“‘Sounded like sighing, groaning, and so on?’ he said, repeating my words, and shifting uneasily from one foot to another. He was cold, horribly cold. ‘Was that all?’

“‘Yes, of course. Why ask?’ I replied. Then I laughed. This stupid, sturdy son of toil had been scared; to him the sounds had been those of his moorland bogies—things he had dreaded in his infancy. I told him so. He didn’t like to hear me make fun of him. He didn’t like my laugh, and he persisted: ‘Was that all you heard?’

“Then I grew impatient, and asked him to explain what he meant.

“‘Well,’ he said, ‘I thought I heard a scream,—a cry. Just as if some one had jumped out on some one else and taken them unawares. Maybe it was the wind—only the wind. But it had an eerie sound.’

“The man was nervous. The storm had frightened away whatever little wit he may have possessed.

“‘Come, let us be going,’ I said, moving off in the direction of the wall. I wanted to find a new exit; I was tired of paths.

“The man kept close to me. I could hear his teeth chatter. Accidentally his hand brushed against mine.

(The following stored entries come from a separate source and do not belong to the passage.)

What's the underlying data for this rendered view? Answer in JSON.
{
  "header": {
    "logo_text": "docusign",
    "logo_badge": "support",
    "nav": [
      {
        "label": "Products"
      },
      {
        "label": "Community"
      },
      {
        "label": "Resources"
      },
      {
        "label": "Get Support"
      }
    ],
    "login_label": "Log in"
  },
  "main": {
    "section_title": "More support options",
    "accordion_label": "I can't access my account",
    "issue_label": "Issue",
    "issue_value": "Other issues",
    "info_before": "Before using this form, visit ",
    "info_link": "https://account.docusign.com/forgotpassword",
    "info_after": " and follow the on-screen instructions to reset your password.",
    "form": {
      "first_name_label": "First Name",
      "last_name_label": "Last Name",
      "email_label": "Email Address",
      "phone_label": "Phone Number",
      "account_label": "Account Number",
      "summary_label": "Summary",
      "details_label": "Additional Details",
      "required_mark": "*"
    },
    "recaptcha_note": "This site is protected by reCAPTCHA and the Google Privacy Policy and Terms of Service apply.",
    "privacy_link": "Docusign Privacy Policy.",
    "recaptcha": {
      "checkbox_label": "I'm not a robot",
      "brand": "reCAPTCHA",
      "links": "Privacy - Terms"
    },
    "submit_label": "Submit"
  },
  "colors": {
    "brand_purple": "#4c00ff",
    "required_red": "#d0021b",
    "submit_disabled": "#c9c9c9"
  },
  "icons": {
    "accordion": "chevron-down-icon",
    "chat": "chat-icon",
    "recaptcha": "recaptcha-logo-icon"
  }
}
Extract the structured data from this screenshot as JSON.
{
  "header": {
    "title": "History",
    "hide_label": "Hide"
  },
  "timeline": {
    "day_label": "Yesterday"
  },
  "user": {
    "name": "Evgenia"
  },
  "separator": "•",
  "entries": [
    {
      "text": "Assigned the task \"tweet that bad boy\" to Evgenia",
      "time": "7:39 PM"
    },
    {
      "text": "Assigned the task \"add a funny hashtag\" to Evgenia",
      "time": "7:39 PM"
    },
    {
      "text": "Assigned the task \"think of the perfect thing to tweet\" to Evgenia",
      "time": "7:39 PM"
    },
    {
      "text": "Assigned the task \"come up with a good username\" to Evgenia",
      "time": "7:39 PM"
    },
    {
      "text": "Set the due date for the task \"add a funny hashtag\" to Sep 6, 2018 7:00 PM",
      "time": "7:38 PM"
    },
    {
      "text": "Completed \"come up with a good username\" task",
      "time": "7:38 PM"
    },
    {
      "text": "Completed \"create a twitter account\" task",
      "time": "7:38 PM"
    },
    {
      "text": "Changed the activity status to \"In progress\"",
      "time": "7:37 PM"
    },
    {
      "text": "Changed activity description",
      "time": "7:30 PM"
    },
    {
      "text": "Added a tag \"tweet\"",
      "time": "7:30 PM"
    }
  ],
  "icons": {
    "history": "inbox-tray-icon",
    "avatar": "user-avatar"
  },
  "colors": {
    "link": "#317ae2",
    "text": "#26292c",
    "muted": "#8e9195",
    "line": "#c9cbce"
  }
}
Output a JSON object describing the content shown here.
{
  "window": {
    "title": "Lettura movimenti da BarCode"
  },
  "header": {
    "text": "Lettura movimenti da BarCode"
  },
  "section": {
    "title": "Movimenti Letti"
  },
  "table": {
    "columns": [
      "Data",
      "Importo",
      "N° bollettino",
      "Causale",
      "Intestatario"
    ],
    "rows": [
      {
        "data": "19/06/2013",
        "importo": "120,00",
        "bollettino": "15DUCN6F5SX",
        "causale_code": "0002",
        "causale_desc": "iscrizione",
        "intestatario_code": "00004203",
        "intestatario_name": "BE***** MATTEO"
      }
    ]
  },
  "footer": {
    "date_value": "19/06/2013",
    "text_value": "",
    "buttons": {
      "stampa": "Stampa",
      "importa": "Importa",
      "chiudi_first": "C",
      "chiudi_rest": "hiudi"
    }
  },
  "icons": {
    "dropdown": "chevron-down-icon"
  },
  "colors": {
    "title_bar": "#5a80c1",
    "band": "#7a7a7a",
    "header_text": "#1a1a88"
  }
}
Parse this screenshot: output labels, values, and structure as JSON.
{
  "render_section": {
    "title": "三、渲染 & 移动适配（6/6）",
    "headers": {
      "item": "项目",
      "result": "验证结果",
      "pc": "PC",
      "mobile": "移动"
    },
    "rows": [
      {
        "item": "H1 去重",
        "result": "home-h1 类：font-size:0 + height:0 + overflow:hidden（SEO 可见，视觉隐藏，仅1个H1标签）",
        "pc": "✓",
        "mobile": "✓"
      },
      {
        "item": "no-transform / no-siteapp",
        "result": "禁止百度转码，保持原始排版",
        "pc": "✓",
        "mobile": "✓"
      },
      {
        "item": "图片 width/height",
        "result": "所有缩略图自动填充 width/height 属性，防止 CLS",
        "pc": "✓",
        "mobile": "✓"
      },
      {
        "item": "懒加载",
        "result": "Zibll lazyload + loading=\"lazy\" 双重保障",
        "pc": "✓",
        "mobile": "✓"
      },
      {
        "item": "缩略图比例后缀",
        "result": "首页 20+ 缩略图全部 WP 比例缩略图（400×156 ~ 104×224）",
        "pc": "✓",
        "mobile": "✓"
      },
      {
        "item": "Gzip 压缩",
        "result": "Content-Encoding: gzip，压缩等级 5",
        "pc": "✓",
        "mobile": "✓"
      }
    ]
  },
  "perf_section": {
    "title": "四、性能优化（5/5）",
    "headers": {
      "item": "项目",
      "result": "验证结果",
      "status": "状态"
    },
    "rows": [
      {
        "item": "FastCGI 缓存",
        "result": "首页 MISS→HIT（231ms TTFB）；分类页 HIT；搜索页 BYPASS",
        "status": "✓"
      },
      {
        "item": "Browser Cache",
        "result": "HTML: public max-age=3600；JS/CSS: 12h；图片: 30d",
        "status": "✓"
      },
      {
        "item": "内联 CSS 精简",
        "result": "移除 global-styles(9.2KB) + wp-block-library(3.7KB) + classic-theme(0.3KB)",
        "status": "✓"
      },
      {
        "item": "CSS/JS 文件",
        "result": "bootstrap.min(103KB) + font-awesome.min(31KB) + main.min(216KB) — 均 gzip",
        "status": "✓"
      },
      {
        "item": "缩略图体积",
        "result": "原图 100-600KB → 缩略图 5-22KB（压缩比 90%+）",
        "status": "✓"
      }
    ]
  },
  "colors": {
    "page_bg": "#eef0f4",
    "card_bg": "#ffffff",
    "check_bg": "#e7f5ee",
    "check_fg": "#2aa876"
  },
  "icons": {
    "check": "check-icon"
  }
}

His flesh was icy cold. He gave a cry as if a snake had bitten him. Then the truth flashed through me. The man was mad. His terror, his strange manner of showing it, and now this sudden shrinking from me revealed it all—he was mad—the moon and trees had done their work.

“‘I’m not going that way,’ he said, ‘come along with me. I want to see which of the trees it was that cried.’

“His voice was changed; he seemed suddenly to have grown stranger. There was no insanity in his tone now. But I knew the cunning of the insane, and I feared to anger him, so I acquiesced. What an idea! One of the trees had cried! Did he mean the wind?

“He grew sullen when I jeered at him. He led me to a little hollow in the ground, and I noticed the prints of several feet in the wet mud. Then I saw something which sent the cold blood to my heart. A woman bathed in blood lay before me. Somehow she was familiar to me. I looked again—then again. Yes, there was the dark shawl, the basket—broken, it was true, with the contents scattered; but it was the same basket. It was the woman I had seen coming down the road.